Now, there have been issues for some time with loading Bluebird with gift cards, but now it seems the Money Center cashiers are getting in on the fun by rejecting purchases made with prepaid/gift cards. There are also reports on FlyerTalk of this happening: The cashier catches sight of your gift card and says you can’t use it.
I just unloaded some gift cards at Walmart earlier today without problems. That’s because I’m pretty sure I’m the only person in town involved in manufactured spending, and I manage to stay off the radar by keeping transactions under $3,000 and hopping around three different stores.
Despite the fact that you can split money order payments between four cards, I always stick to two. It’s understandable for most Walmart customers to not have $1,000 in a single account, so I’ve found the cashiers never have a problem with this. So I recommend you do this, in addition to swiping the card yourself (unless the cashier demands you hand over the card, which has never happened to me).
Despite how slow operations at Walmart are (judging by their retail stores alone), I do think eventually Walmart will put a stop to manufactured spending activities by implementing a cash-only policy for money order purchases. When this happens, my Plan B after the Vanilla Reload shut down will be eliminated and we’ll have to move on to Plan C:
1. American Express for Target. Back when I couldn’t find a Vanilla Reload source to save my life, the A merican Express for Target card was a good alternative. The fees are higher, but with American Express gift cards purchased through shopping portals, the fees are eliminated and you end up with a nice stash of points and a cash profit. Sure, it will be less with Amex for Target, but at least you have a way to unload your gift card balances. Beggars can’t be choosers, right?
2. Buy Money Orders elsewhere. I’ve looked everywhere: Grocery stores, drug
stores, the US Post Office. Every one of these places requires cash for a money orders. Don’t let my experience stop you though. You might have better luck at your local branch. Keep looking and you may stumble across a new gold mine.
3. Evolve. I have yet to use this service (and don’t have much use for it), but Evolve Money is a service that lets you pay certain bills using a PIN-enabled gift card. The list of participating merchants you can pay isn’t too extensive, but if you can find at least 1-2 bill to pay each month, that should help you offload at least one $500 Visa gift card or two. If your bills just aren’t high enough, see if you can pay a trusted friend/family member’s bills this way.

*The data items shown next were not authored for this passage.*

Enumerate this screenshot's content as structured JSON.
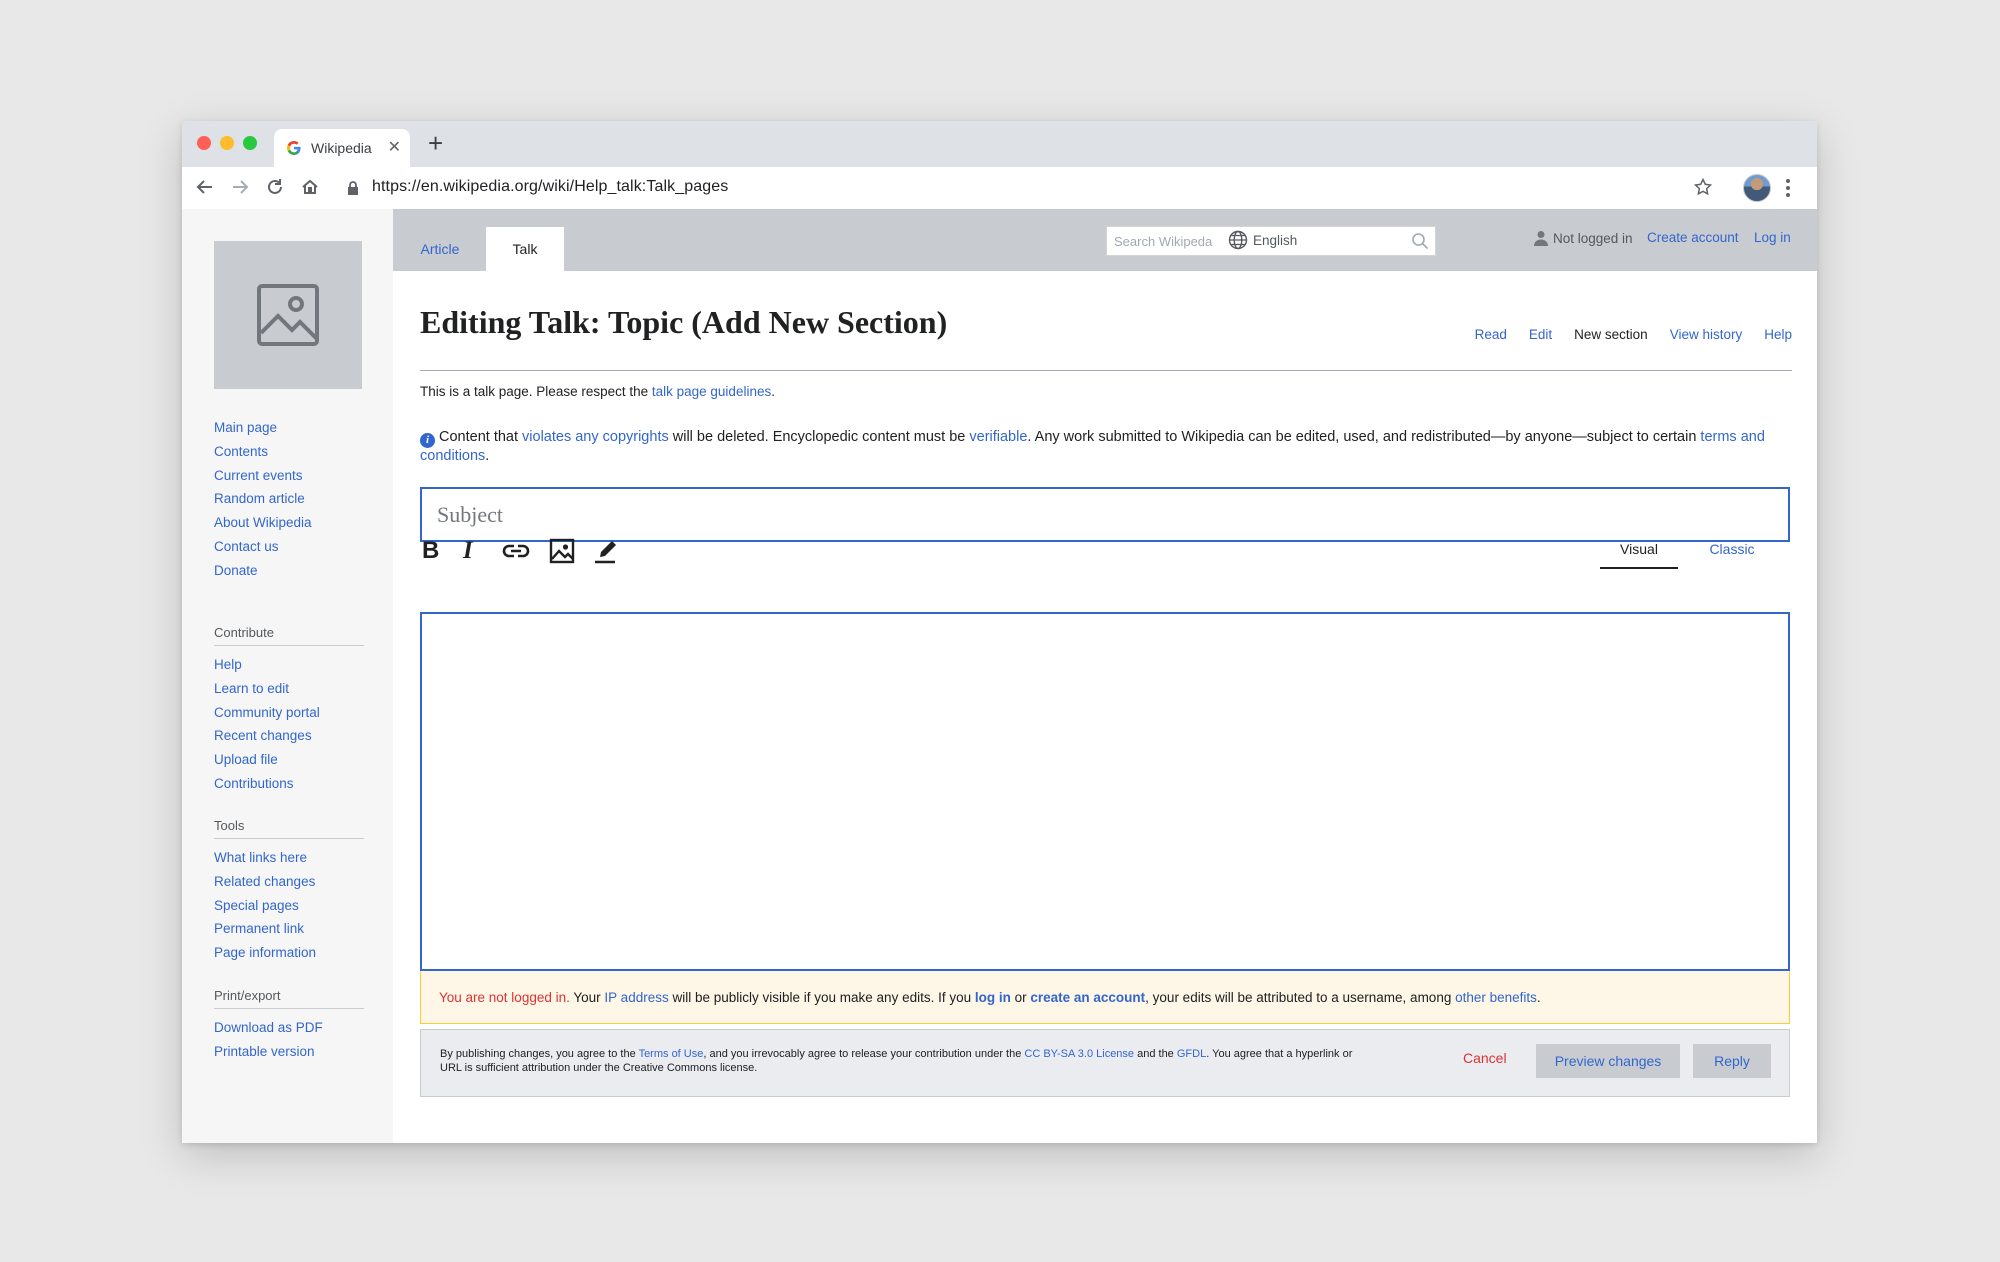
{
  "browser": {
    "tab_title": "Wikipedia",
    "url": "https://en.wikipedia.org/wiki/Help_talk:Talk_pages"
  },
  "sidebar": {
    "nav_links": [
      "Main page",
      "Contents",
      "Current events",
      "Random article",
      "About Wikipedia",
      "Contact us",
      "Donate"
    ],
    "sections": [
      {
        "heading": "Contribute",
        "links": [
          "Help",
          "Learn to edit",
          "Community portal",
          "Recent changes",
          "Upload file",
          "Contributions"
        ]
      },
      {
        "heading": "Tools",
        "links": [
          "What links here",
          "Related changes",
          "Special pages",
          "Permanent link",
          "Page information"
        ]
      },
      {
        "heading": "Print/export",
        "links": [
          "Download as PDF",
          "Printable version"
        ]
      }
    ]
  },
  "header": {
    "tabs": {
      "article": "Article",
      "talk": "Talk"
    },
    "search_placeholder": "Search Wikipeda",
    "language": "English",
    "not_logged_in": "Not logged in",
    "create_account": "Create account",
    "log_in": "Log in"
  },
  "page": {
    "title": "Editing Talk: Topic (Add New Section)",
    "actions": {
      "read": "Read",
      "edit": "Edit",
      "new_section": "New section",
      "view_history": "View history",
      "help": "Help"
    },
    "talk_notice": {
      "before": "This is a talk page. Please respect the ",
      "link": "talk page guidelines",
      "after": "."
    },
    "copyright_notice": {
      "t1": "Content that ",
      "l1": "violates any copyrights",
      "t2": " will be deleted. Encyclopedic content must be ",
      "l2": "verifiable",
      "t3": ". Any work submitted to Wikipedia can be edited, used, and redistributed—by anyone—subject to certain ",
      "l3": "terms and conditions",
      "t4": "."
    }
  },
  "editor": {
    "subject_placeholder": "Subject",
    "modes": {
      "visual": "Visual",
      "classic": "Classic"
    },
    "body_value": ""
  },
  "warning": {
    "red": "You are not logged in.",
    "t1": " Your ",
    "l1": "IP address",
    "t2": " will be publicly visible if you make any edits. If you ",
    "l2": "log in",
    "t3": " or ",
    "l3": "create an account",
    "t4": ", your edits will be attributed to a username, among ",
    "l4": "other benefits",
    "t5": "."
  },
  "publish": {
    "t1": "By publishing changes, you agree to the ",
    "l1": "Terms of Use",
    "t2": ", and you irrevocably agree to release your contribution under the ",
    "l2": "CC BY-SA 3.0 License",
    "t3": " and the ",
    "l3": "GFDL",
    "t4": ". You agree that a hyperlink or URL is sufficient attribution under the Creative Commons license.",
    "cancel": "Cancel",
    "preview": "Preview changes",
    "reply": "Reply"
  },
  "colors": {
    "link": "#3366cc",
    "warning_red": "#dd3333",
    "accent_border": "#3366cc"
  },
  "icons": [
    "google-icon",
    "close-icon",
    "plus-icon",
    "back-icon",
    "forward-icon",
    "reload-icon",
    "home-icon",
    "lock-icon",
    "star-icon",
    "kebab-menu-icon",
    "image-placeholder-icon",
    "search-icon",
    "globe-icon",
    "user-icon",
    "info-icon",
    "bold-icon",
    "italic-icon",
    "link-icon",
    "image-icon",
    "highlighter-icon"
  ]
}
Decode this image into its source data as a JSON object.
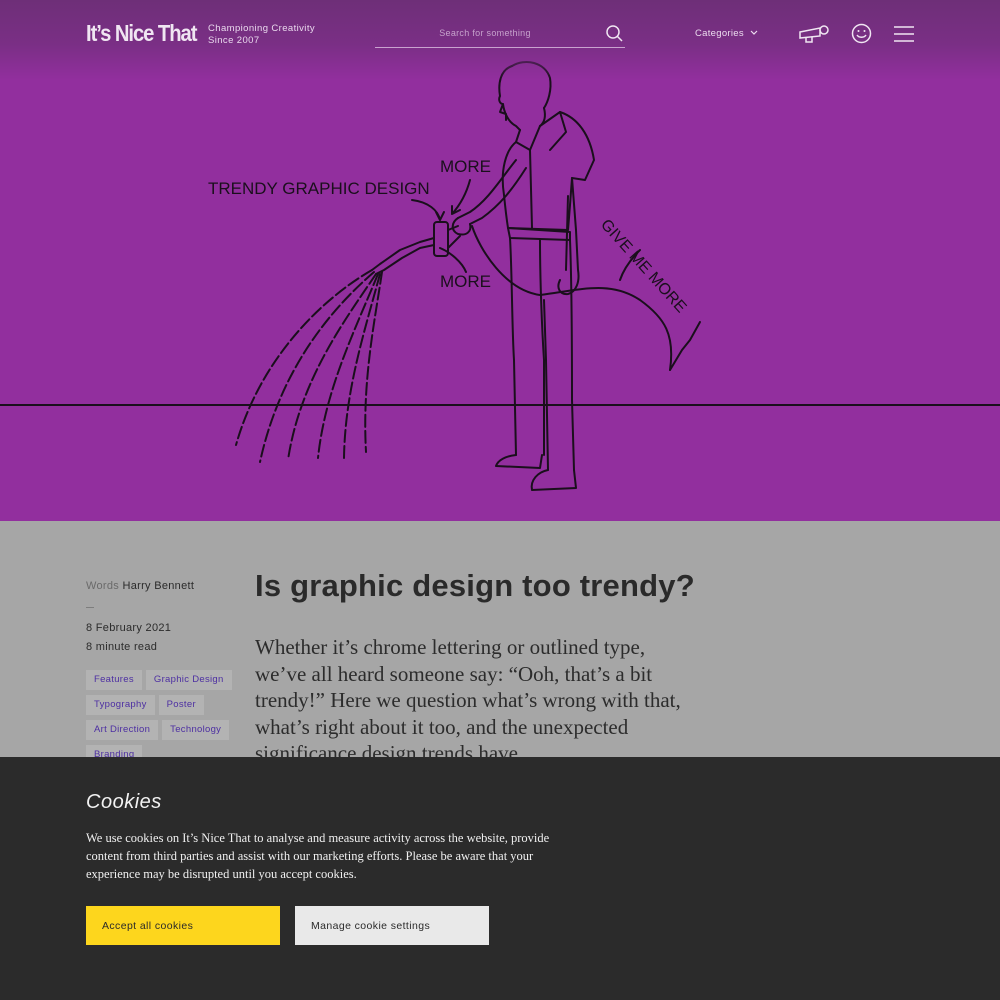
{
  "colors": {
    "hero_bg": "#922f9e",
    "page_bg": "#a6a6a6",
    "tag_text": "#4d2fa2",
    "accept_button": "#fdd61d",
    "cookie_banner": "#2b2b2b"
  },
  "header": {
    "logo": "It’s Nice That",
    "tagline_line1": "Championing Creativity",
    "tagline_line2": "Since 2007",
    "search_placeholder": "Search for something",
    "categories_label": "Categories",
    "icons": [
      "search-icon",
      "chevron-down-icon",
      "megaphone-icon",
      "smiley-icon",
      "hamburger-menu-icon"
    ]
  },
  "hero": {
    "label_trendy": "TRENDY GRAPHIC DESIGN",
    "label_more_top": "MORE",
    "label_more_bottom": "MORE",
    "label_give_me_more": "GIVE ME MORE"
  },
  "article": {
    "words_label": "Words",
    "author": "Harry Bennett",
    "date": "8 February 2021",
    "read_time": "8 minute read",
    "tags": [
      "Features",
      "Graphic Design",
      "Typography",
      "Poster",
      "Art Direction",
      "Technology",
      "Branding"
    ],
    "title": "Is graphic design too trendy?",
    "standfirst": "Whether it’s chrome lettering or outlined type, we’ve all heard someone say: “Ooh, that’s a bit trendy!” Here we question what’s wrong with that, what’s right about it too, and the unexpected significance design trends have."
  },
  "cookies": {
    "heading": "Cookies",
    "body": "We use cookies on It’s Nice That to analyse and measure activity across the website, provide content from third parties and assist with our marketing efforts. Please be aware that your experience may be disrupted until you accept cookies.",
    "accept_label": "Accept all cookies",
    "manage_label": "Manage cookie settings"
  }
}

4. Amazon Payments. I’ve done what some folks would consider some pretty reckless things when it comes to manufactured spending, but it’s important to note that I never concentrate on a single activity or card. This is one I’m steering clear of. For years now, people have been sending money to each other using mile-earning credit cards via Amazon Payments. It’s been smooth sailing so far, but as more people are doing it and blogging about it, I think Amazon will catch on and shut people down. Maybe my fears are unfounded and I’m just paranoid, but I don’t want to risk account closure over a measly 12,000 miles per year. I always follow my gut because when things go wrong (or I simply kick myself for having missed out on a 12,000 mile payday each year), I only have myself to blame.
5. American Express Serve. If we lose out on the ability to unload Visa gift cards via Bluebird and money orders, it may be time to cut Bluebird out of the equation altogether and simply go for the Amex Serve card. You can load up to $1,000 per month ($200 per day) with your mile-earning credit card each month. Not as good as loading $5,000 and coming away with a $150 profit via Shopping Portals – > Amex gift cards -> Vanilla Reloads/Visa Giftcards, but an option nonetheless.
I haven’t thought beyond Plan C, but I’m sure more opportunities will arise to keep this game going. How will you cope if Walmart does reject gift cards as payment for money orders?